Opponents from across the board said Macron’s speech had only reinforced concerns about how the reform was handled.
“He chose to turn his back on the French and ignore their suffering,” said far-right figurehead and former presidential candidate Le Pen.
Hard-left leader Jean-Luc Melenchon said Macron was “totally out of touch with reality”.
CFDT union leader Laurent Berger said Macron had “not uttered a word” on easing tensions.
Possibly more troublingly for the president, the head of the right-wing Republicans who supported the reform, Eric Ciotti, dismissed the speech as a “catalogue of pious wishes” and said Macron’s “method had clearly not changed”.
Although unions have spurned an invitation for talks with Macron, he is due on Tuesday to meet employers’ associations at the Elysee.
Macron said he had tasked his government led by Prime Minister Elisabeth Borne to lead 100 days of action “at the service of France” to ease tensions and promote unity.
‘Within slapping range’
The prime minister should lay out a roadmap in the next days with the first results to be announced on France’s national day on July 14, Macron said.
He promised “major announcements” during May including action against juvenile delinquency and also “reinforcing controls against illegal immigration”.

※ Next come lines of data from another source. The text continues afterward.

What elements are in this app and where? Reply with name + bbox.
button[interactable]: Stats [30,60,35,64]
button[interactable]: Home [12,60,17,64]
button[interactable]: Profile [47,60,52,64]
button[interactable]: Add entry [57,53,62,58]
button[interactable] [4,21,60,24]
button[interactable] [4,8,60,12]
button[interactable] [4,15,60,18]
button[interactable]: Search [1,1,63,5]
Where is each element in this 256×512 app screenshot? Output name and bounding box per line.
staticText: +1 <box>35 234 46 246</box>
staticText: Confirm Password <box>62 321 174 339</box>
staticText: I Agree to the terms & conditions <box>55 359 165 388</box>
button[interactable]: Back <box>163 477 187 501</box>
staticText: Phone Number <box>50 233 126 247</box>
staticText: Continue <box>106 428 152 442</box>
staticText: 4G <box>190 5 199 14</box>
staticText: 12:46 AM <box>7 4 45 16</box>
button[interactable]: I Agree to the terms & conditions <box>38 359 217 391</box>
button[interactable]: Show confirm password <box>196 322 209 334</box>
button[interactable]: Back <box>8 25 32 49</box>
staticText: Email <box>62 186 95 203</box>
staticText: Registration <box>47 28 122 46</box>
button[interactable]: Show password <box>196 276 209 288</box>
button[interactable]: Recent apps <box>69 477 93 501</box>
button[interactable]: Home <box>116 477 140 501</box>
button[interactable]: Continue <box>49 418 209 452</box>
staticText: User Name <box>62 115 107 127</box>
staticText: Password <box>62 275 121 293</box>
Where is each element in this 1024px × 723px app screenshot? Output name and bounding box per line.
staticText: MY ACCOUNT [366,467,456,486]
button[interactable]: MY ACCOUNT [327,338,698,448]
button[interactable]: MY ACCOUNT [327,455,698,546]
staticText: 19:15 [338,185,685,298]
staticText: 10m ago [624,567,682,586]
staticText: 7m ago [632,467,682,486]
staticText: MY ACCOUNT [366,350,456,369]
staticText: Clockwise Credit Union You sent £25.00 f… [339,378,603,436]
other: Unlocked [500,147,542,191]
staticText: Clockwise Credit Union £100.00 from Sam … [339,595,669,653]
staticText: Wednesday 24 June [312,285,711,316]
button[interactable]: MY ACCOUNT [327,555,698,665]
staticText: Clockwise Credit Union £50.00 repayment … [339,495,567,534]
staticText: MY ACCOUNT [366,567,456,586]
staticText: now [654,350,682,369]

But no cabinet reshuffle is planned in the near future, several sources close to the presidency told AFP.
The president, often consumed with diplomacy, will this week also make at least one trip within France after criticism that he is failing to connect with people.
“I want Macron to spend more time on the ground,” said one cabinet minister, who asked not to be named. Even “within range of being slapped”.
The crisis also comes at a time of increasing challenges on the international stage for Macron, who faced accusations of cosying up to China on a visit to Beijing.
Macron, 45, came to power in 2017 promising reform and a fresh new politics. But opponents accuse him of increasingly reclusive and anti-democratic behaviour.
“Emmanuel Macron is far from finished from having to deal with the social and political crisis, which he continues to dangerously stir up,” said Le Monde newspaper in an editorial.